The COVID-19 pandemic has brought about social and economic disruptions of a devastating scale not seen before. Just take the shocking disruption to travel for illustration. For the month of September 2020, there were only 100,000 airplane passengers arriving at and departing from Hong Kong (including transfer), compared to 4.8 million passengers in September 2019. The statistics speak for themselves. Some describe the pandemic as a corrosion of globalisation.
In March1 and November2 2019, under the title of “Intricacies of a Borderless world”, I have shared how the world has become more interconnected as a result of globalisation, using how the wave of alternative business structures (“ABSs”) swept across the legal community around the world as an example of how it is difficult, if not impossible, to insulate the changes made in one jurisdiction from affecting others.
How globalisation will adapt to the changes post-pandemic and whether businesses will retrench within national borders is an interesting debate for another day. Putting aside whether the world will still be “borderless”, as Part III to the series of articles on ABSs, this article will report on the further development of non-lawyer management, ownership and control of legal practices.
2020 has seen significant softening of resistance put up by some hardliners against ABSs. To recap, an ABS is a type of law firm, which enables lawyers and non-lawyers to share the management and control of a business, which provides reserved legal, and other services, to the public, as well as allowing 100 percent external (that is non-lawyer) investment and ownership of law firms.
In February 2020, the American Bar Association (“ABA”) passed a number of resolutions. Two of them attracted much attention in that they encourage U.S. jurisdictions “to consider innovative approaches to the access to justice crisis” and “to consider regulatory innovations that have the potential to improve the accessibility, affordability, and quality of civil legal services”.

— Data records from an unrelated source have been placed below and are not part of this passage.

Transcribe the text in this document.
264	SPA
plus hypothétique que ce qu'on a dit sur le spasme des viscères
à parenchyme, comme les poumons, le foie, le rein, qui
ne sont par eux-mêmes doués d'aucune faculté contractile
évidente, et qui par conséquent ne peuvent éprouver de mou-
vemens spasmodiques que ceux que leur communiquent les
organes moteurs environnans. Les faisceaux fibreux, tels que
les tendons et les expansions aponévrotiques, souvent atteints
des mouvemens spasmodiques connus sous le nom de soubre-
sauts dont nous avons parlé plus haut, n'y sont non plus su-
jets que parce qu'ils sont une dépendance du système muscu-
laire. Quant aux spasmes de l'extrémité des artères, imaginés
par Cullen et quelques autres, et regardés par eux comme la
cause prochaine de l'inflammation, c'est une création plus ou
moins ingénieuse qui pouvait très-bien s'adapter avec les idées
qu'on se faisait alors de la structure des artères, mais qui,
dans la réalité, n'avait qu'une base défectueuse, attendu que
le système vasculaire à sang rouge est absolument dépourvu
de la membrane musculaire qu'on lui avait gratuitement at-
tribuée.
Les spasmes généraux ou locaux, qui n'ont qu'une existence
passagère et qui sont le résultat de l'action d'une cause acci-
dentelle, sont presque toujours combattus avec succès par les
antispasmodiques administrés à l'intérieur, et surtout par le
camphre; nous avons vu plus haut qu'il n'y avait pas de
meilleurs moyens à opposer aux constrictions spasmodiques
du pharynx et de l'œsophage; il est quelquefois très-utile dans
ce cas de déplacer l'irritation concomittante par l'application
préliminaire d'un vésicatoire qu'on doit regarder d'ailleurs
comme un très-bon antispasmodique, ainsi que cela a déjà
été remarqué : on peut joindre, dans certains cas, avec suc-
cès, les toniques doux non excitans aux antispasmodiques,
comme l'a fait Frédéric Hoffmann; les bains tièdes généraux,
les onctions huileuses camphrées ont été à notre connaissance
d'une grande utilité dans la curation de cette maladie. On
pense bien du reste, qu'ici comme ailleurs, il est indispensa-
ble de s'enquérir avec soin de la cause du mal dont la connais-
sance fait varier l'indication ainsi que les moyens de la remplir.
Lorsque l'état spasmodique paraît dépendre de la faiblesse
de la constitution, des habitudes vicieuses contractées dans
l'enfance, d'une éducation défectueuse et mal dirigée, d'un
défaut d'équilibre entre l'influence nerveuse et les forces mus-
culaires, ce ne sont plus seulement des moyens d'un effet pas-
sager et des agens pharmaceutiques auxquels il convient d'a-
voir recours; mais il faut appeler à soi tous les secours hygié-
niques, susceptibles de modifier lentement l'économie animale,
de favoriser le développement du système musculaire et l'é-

Following the passing of the ABA resolutions, in August 2020, the Utah Supreme Court approved reforms that allow for non-lawyer ownership or investment in law firms and permit legal services providers to try new ways of serving clients during a two-year pilot period. Innovative approaches to serving legal consumers are permitted to be tested in a regulatory sandbox pilot programme. Those that prove to have contributed to improving the public’s access to justice will be permitted to continue practising the services after the pilot programme ends.
Following Utah, the Arizona Supreme Court announced on 27 August 2020 that it had approved some changes to the court rules regulating the practice of law. These changes went one step further than those of Utah in that the changes are permanent, not with only a 2-year life span. Among them is an important change eliminating the rule prohibiting non-lawyers from fee sharing and from having an economic interest in a law firm. The regulatory framework addressing this change introduces a licensing requirement for ABSs. These changes will take effect from 1 January 2021.
Apart from the US, the tide has also begun to turn in Canada. On 10 September 2020, the Law Society of British Columbia issued the Final Report of the Futures Task Force on “Anticipating Changes in the Delivery of Legal Services and the Legal Profession”. One of the recommendations in the Report calls for “innovation in legal service delivery through use of regulation in a manner that does not inhibit growth” which must include “regulatory sand boxes”. One of the observations in the Report is that lawyers are good at legal skills but not necessarily other complementary skills (like applying technologies to improve service delivery and business management) required for running a legal practice. “But with law firm ownership being largely limited to lawyers, those with technological - or other - expertise have few incentives to develop new delivery and business models with the law firm structure.”. It therefore recommends developing a regulatory structure that permits the creation of ABSs through which legal services are provided to meet the future needs of clients and the broader justice system.
ABSs have also gained support in Mainland China, as illustrated by liberalisation in the structure and operation of legal practices in the Hainan Special Economic Zone (“Hainan SEZ”) in the Hainan Province in October 2019 (details in Part II3 of this series of articles). It is probable that other parts of the Mainland may adopt similar ABS reforms in due course.
The legal services market is evolving rapidly. It is important that we keep abreast of the changes taking place around and keep a constant review of how best to map out our own way forward to ensure a sustainable development of the legal profession while enhancing access to justice.